Water use in sanitary waste disposal

You may have noticed that there's not much need to flush toilets with the above scheme. How often do you flush the toilet where you live? Twice a day per person? More? There goes five to ten gallons of drinking water, per person. A lo-flo toilet will reduce this, but not eliminate it. When I need to flush (which isn't often), I use the cold water that runs out of the bathtub faucet into a 2-gallon bucket while I'm waiting for the hot water for my shower to arrive.

Do you know how much drinking-quality water you use every day? Cooking, drinking, dishwashing, laundry, hand washing, teeth brushing, lawn watering, garden watering, toilet flushing, showering, bathing.... I'm betting at least 50 gal/day, probably much more. At the time of the well failure in Magdalena last June, a typical daily consumption rate, for a village of fewer than 1000 souls, was 200,000 gallons, or more than 200 gal/day per person. The long-term, year-round daily per capita consumption, since 1995, has been 92 (70 from December to April, 109 from May to November), based on metered water. If you count all the water pumped, which was half again the amount paid for, the daily consumption was 140 gallons per man, woman, and child. The plot below is based on records provided by the Village at my request.

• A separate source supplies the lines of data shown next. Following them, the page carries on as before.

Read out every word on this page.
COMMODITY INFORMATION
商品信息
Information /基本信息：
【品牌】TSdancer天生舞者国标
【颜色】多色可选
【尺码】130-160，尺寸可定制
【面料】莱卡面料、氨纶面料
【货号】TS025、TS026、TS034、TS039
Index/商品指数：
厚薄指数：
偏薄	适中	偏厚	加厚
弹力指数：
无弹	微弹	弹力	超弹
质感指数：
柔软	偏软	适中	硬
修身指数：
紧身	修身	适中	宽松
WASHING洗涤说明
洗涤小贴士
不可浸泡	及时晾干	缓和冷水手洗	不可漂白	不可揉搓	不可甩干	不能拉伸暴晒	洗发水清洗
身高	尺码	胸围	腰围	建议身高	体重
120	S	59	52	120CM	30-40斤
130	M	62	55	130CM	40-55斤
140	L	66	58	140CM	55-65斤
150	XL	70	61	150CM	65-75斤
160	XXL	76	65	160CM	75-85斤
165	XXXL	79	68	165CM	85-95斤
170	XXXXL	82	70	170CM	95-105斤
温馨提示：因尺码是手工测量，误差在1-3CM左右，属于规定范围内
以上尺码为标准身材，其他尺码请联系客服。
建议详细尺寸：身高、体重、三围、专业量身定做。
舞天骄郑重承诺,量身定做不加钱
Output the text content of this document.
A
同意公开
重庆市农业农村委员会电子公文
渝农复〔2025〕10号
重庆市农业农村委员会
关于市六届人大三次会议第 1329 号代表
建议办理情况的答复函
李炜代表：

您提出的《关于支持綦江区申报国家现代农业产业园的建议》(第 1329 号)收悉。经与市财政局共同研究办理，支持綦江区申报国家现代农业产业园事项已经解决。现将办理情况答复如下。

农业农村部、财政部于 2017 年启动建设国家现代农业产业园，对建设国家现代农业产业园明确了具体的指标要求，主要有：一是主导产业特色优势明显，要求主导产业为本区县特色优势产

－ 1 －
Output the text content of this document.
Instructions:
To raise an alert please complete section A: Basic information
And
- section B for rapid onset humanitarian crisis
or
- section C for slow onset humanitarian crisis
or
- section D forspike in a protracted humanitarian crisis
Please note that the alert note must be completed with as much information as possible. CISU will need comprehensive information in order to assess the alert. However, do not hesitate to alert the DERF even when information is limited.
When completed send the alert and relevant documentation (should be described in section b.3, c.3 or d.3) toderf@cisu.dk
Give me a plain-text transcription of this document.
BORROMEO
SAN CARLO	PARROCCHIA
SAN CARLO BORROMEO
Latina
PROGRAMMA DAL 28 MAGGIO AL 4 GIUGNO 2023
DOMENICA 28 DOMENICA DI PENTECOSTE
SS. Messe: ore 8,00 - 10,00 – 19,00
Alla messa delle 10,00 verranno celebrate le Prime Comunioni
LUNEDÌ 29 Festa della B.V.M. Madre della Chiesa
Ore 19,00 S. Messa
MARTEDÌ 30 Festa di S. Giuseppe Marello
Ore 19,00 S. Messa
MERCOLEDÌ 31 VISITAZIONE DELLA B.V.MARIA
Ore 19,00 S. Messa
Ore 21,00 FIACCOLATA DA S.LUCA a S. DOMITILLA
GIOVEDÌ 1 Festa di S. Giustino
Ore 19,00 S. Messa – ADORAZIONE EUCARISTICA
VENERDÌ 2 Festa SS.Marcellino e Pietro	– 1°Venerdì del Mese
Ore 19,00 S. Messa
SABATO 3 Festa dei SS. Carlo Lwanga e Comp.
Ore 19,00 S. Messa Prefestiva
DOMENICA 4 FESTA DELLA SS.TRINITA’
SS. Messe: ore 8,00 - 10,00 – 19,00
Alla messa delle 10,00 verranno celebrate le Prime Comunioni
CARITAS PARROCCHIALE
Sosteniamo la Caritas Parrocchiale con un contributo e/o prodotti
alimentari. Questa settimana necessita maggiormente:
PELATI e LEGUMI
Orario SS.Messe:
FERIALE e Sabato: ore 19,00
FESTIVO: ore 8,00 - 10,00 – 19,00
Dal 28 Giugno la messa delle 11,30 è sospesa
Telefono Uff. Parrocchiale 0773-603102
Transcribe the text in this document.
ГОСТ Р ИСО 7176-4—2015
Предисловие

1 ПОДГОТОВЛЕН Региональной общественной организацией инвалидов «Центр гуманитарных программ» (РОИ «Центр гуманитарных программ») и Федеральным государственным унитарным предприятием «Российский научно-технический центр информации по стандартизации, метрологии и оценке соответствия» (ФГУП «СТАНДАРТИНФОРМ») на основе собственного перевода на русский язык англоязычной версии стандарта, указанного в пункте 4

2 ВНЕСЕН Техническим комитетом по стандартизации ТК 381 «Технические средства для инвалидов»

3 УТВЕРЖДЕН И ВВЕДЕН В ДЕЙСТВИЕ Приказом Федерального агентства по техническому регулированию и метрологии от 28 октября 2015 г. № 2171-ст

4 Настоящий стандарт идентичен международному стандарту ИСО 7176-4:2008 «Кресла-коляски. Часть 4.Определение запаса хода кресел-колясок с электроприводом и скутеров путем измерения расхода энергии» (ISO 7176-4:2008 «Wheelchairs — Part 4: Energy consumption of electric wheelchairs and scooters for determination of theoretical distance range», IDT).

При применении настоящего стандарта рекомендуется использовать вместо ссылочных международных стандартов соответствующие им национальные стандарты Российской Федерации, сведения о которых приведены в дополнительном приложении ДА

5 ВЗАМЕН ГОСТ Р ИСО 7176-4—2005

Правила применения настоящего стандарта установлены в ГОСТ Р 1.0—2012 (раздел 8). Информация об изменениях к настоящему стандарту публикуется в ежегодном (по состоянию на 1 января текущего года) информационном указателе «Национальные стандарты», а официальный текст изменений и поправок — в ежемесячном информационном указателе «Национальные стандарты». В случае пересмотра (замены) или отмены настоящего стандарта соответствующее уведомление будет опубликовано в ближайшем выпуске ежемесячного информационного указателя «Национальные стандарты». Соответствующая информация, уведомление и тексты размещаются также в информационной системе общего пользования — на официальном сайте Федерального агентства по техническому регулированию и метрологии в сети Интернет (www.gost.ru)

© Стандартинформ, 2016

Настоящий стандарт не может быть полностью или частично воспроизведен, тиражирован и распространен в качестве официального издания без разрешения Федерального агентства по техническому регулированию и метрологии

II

Daily water use in Magdalena 1995-2013

I suspect these numbers are typical throughout the West, and have been told that the average loss of 34% of the pumped water (by leakage and theft) is also not out of the ordinary in NM.

For regular personal use, I average 200 gal/month, about 6 gal/day—often less, especially in the summer. For two construction projects where we mixed concrete, l used several hundred more gallons per month, over three months.

This frugality involves only a little more time and attention than a habit of thoughtless water consumption without reuse, and my body, clothes, and dwelling are as clean as anyone else's. Plus I grow a garden and fruit trees and am preparing to support two greenhouses, all without using tap water.

Compared to the water budget of a poor housewife in sub-Saharan Africa or the Algerian or NW Indian desert, even this allowance is pretty lush.

Water, certainly in Magdalena but in most of the western U.S., is artificially cheap, like some other resources including fossil fuels. We aren't paying the bill that will be presented to us down the road. When it is, we'll play victim, as though we hadn't been warned for many years that the bill was coming.